Não adianta apelar para o juízo do gosto, refutar o mundo com as cartilhas dogmáticas de nossos mundinhos. Não adianta nossas lentes de preceitos e ortodoxias, quando o nosso defeito for a nossa alegria de sentir a vida como vibração. Como dizem por aí: corpo que cessa movimento esfria. O momento é agora, é o desfile da vida real, da nudez vivencial em sociedade, da sensatez sem fantasia. Sim, é a hora de cantar, extravasar, pular livremente, alforriar os espíritos em meio a oportuna folia. Mas também, respeitar a quem prefere as clausuras do recolhimento. Respeitar é dever, respirar um direito, sorrir é remédio, mover-se é preceito. Mas fato mesmo, é que ninguém segura o que emerge para ser livre, viver e propor-se a transformação social em movimento.

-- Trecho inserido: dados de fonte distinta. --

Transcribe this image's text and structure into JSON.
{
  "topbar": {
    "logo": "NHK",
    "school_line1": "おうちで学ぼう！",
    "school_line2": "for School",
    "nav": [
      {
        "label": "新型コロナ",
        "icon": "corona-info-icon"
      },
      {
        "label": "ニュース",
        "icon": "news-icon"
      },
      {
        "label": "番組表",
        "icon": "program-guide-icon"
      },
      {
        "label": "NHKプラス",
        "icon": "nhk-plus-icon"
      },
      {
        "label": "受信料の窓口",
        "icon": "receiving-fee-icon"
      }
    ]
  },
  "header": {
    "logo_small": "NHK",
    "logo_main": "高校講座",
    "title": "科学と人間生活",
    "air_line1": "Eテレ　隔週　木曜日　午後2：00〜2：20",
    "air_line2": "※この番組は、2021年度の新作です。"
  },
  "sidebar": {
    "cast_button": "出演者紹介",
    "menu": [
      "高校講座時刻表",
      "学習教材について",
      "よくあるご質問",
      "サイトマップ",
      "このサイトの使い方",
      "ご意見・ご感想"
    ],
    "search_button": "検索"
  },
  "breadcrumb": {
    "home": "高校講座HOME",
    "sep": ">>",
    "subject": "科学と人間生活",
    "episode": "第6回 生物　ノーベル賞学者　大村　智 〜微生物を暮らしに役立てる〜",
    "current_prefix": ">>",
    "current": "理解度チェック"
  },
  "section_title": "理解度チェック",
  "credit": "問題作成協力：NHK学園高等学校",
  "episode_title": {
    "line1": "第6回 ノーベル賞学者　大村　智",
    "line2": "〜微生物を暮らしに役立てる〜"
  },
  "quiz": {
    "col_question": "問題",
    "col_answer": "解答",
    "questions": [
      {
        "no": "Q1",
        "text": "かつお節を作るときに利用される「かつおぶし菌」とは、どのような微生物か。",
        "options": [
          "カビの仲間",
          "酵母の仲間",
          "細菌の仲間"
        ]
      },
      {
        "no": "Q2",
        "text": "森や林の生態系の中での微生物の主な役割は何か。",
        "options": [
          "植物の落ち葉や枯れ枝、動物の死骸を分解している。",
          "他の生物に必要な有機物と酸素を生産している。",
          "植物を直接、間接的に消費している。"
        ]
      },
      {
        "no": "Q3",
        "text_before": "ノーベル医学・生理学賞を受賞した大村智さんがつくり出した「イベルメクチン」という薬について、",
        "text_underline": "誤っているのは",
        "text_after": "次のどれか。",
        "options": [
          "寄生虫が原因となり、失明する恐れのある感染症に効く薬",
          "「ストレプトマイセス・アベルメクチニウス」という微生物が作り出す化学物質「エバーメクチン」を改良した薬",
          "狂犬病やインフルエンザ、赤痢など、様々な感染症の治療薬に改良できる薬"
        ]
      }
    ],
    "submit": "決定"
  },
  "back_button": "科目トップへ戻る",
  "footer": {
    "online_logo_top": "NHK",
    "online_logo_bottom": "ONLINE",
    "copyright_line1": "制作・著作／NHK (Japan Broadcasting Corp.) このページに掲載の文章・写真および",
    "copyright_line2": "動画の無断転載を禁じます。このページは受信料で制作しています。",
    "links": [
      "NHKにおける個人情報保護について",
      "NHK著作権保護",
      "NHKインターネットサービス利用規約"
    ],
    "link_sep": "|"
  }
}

No carnaval de nossas vidas, ninguém entra vazio na avenida. Levamos para batuque do tempo oportuno as dolorosas perdas, o amargo desemprego, as violências covardes, as hemorrágicas feridas e também, nossas causas assumidas. O samba cantado é enredo da vida, homeopatia de esperança em doses servidas, um lampião vitorioso sobre a burguesia polida. Da concentração ao recuo, este país é avenida, sinalizado, engarrafado, agitado, repleto de cores, sorrisos e poses. O carro alegórico que leva as nossas vidas tem de tudo. Daquilo que mais desejamos ao que sobra em tudo que somos, um país de alegrias diversas e utopias coletivas. Somos alas glamurosas, resistentes, representativas, a vida como centralidade desfilando impávida na imensa avenida.
Há tempo a pauta do ostracismo intolerante, alimentado por ismos pentecostais, nacionais, nazi estruturais vinha fechando a grande avenida. Trocavam a festa da democracia pelo flerte com a ditadura. Destilavam o ódio, e sufocavam o óbvio na lama de mentiras. Mas nada é capaz de calar melodias preferidas, atrapalhar um passista seguro trazendo com ele a multidão de foliões otimistas. É a escola Brasil em desfile, trazendo com ela: educação, moradia, emprego, ciência e tecnologia. Agricultura, originários, comunidades, espíritos das florestas, diversidade de gênero e toda nossa cultura. Tem ciência, indústria, desenvolvimento e cidadania. Tem o povo como riqueza, o respeito como direito e a vida como centralidade e única via.
Por isso, no carro abre alas vão desempregados, os milhões de famintos pedindo comida. E enquanto na ala da vida, Yanomamis velam doentes e choram seus mortos, garimpeiros ilegais empreendem fuga e golpistas figuram em celas da colmeia e papuda. O tempo é curto, a pressa é grande. Urge acelerar o carro do crescimento, capaz de promover inclusão, gerando empregos, renda, moradia, dignidade e desenvolvimento. A velha guarda conhece o trajeto, passistas afiguram projetos, ritmistas preenchem vazios. E enquanto na ala de senhoras se partilham as agruras, no olhar vivas das crianças, um jardim florido de esperanças nos engrandece novamente como país.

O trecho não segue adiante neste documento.